Tom Wang is a multi-million dollar brand owner. Over the last three years, he bootstrapped his beauty brand from zero to millions of dollars by learning new strategies, understanding the business landscape, and diving deeper into Amazon’s algorithm. He has been an Amazon FBA (Fulfilment by Amazon) seller for quite some time, and his journey has led him to coach thousands of students on how they can kick-start their venture with Amazon.
Generating millions and being an innovator in the FBA space, Tom has come far in his quest to become successful. His experience also helped him filter right from wrong when it came to business and dealing with different people, customers, and partners. Here are some tips, from the millionaire himself, on finding the right business partner and mitigating common issues while working with one.
In this article we address one of Tom’s most asked questions.
“My students are most concerned about how to pick the right business partner, as it’s such a crucial factor that influences your business,” says Tom.
Choose your priorities
If you are having trouble solving a problem because you both have different opinions on the solution, then take a step back and define how important that issue is to you.
“I recently learned this trick from the CEO of Slack. Both partners will sit across the table and define how important the issue is to them on a scale of one to ten. So when either person writes a higher number, that means that problem concerns him more, and so they go with the solution that the person with a higher degree of concern proposes.” said Tom.
Partnering your match
There are two common types of people when it comes to running businesses: a visionary and an operator. They go together like yin and yang.
The visionaries are the dreamers, innovators and future thinkers. They’re great starters, but they often have a hard time keeping things working because they’re always moving on to new things.
The operators are the sharp-minded implementers who excel at executing and managing the day-to-day tasks that make the company continue working.
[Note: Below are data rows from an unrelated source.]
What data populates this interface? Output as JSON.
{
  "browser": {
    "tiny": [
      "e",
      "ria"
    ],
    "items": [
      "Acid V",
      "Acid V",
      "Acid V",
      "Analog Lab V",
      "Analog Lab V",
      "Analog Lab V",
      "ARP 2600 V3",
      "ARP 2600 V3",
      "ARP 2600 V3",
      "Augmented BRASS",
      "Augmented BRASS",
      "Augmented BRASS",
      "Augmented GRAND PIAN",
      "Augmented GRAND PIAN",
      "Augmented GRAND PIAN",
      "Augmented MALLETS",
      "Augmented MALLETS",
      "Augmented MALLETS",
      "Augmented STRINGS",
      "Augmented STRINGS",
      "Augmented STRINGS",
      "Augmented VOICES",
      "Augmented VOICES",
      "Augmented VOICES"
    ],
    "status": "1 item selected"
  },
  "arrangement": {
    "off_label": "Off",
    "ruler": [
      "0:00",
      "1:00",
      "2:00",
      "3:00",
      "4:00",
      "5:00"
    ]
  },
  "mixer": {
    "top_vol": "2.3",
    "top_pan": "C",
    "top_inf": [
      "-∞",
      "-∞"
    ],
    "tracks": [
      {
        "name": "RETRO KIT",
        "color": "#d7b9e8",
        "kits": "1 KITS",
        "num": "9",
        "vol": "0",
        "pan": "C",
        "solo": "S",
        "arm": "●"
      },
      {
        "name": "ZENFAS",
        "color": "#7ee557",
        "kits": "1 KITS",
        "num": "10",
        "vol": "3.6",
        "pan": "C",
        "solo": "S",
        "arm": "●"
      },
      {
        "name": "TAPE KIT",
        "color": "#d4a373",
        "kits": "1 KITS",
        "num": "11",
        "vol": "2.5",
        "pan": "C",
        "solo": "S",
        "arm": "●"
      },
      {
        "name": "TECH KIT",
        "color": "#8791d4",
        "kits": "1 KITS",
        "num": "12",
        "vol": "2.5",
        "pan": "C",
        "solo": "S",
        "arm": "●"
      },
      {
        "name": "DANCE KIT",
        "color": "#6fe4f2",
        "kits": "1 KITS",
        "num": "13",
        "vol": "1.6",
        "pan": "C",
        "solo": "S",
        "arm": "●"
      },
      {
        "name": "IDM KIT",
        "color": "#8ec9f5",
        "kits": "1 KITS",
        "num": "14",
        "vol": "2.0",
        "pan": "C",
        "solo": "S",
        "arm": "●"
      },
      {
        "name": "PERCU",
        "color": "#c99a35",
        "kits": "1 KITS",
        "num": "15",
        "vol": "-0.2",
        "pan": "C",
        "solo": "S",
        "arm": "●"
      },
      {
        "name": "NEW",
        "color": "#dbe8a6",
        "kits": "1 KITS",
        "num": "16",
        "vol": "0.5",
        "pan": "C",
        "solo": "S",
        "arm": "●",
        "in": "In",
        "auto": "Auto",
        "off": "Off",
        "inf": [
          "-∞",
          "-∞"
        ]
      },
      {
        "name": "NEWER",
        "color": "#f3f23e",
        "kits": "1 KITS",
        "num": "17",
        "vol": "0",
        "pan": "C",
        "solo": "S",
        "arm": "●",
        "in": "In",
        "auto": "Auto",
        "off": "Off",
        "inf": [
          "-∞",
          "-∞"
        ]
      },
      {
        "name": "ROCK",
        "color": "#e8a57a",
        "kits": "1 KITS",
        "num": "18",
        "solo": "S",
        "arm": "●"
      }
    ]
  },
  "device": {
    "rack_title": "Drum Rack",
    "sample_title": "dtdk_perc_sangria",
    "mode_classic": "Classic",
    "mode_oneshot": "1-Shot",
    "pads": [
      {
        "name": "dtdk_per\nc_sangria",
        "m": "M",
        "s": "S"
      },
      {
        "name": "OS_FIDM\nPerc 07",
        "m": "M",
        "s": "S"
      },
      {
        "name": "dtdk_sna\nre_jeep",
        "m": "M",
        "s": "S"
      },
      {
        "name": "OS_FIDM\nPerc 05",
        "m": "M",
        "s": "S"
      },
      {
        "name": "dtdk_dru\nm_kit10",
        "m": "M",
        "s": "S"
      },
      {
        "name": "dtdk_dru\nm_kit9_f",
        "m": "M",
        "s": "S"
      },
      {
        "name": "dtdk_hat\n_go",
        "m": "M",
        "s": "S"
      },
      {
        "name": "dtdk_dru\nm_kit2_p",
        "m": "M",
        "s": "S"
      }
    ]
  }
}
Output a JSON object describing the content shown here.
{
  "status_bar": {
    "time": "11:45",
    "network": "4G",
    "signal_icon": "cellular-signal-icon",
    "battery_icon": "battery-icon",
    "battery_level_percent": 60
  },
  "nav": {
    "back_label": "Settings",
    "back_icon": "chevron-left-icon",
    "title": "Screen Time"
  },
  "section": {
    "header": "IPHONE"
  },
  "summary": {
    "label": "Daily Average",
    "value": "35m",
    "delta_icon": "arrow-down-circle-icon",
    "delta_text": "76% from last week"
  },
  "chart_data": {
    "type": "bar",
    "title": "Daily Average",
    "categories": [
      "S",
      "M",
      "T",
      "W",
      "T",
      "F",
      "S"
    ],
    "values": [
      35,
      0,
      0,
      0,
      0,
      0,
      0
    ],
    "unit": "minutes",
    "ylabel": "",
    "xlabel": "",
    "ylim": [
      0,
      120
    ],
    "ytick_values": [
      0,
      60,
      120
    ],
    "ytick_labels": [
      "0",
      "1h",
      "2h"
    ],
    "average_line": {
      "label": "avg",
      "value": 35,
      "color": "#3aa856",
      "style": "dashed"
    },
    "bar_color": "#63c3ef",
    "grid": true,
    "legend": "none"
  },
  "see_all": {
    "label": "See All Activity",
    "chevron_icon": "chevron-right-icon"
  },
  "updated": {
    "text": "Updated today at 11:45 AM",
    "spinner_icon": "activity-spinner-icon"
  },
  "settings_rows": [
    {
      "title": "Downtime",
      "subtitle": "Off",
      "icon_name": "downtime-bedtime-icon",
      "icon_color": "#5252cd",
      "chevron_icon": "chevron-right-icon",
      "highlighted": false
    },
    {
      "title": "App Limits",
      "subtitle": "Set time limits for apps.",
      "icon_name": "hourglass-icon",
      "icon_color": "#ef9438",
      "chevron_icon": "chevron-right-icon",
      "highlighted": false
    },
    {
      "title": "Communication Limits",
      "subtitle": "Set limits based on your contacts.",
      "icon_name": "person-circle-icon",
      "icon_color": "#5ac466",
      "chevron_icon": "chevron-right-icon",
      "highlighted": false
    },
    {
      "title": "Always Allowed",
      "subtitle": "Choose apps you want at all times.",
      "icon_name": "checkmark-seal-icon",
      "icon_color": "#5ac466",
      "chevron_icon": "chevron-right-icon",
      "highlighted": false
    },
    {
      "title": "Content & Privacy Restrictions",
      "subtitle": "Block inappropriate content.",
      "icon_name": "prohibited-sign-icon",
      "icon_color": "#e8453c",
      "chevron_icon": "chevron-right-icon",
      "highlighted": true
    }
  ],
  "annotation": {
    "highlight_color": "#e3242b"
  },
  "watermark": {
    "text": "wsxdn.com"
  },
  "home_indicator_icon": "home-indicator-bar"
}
You should know whether you’re a visionary type or an operator type when choosing the right business partner. If you have a million-dollar vision and your partner is great at overseeing the operations to make it a reality, then it’s a perfect match. Essentially, it’s about knowing who you are and what you’re looking for. Tom says, “However, it’s absolutely indispensable that you and your partner do not have skills that are too similar,”
An ideal business partner is the one that compliments you and your strengths and weaknesses. Otherwise, you will both end up doing the same jobs and not getting anything done at all.
Contract it up!
Whether your business partner is your best friend or an acquaintance that you trust more than anyone, it’s imperative that you have all the terms and conditions in writing. This helps to solidify expectations and job roles and mitigate tension between partners when things start to suffer—finances, operations, logistics, etc.
A shareholder agreement also holds a partner accountable when they decide to move on from the company. This reduces the risk of them starting the same venture or using your resources to compete with your product. (Notice: It is best to work with a lawyer who specializes in shareholder agreements to remove any unclear language to make sure loopholes are removed).
Tom leads the FBA business world through his successful ventures and contributes to the innovators’ space through his masterclasses. His students are mentored on various topics that concern everything about Amazon third-party sellers, FBA, Amazon rankings, and much more.
“I feel like the solution to the problem depends on the situation that you’re in. Partnerships and individuals are dynamic, and we humans are unpredictable. Things like finances and emotions can come in your way, but at the end of the day, you should be focused on working for the best of your business,” says Tom.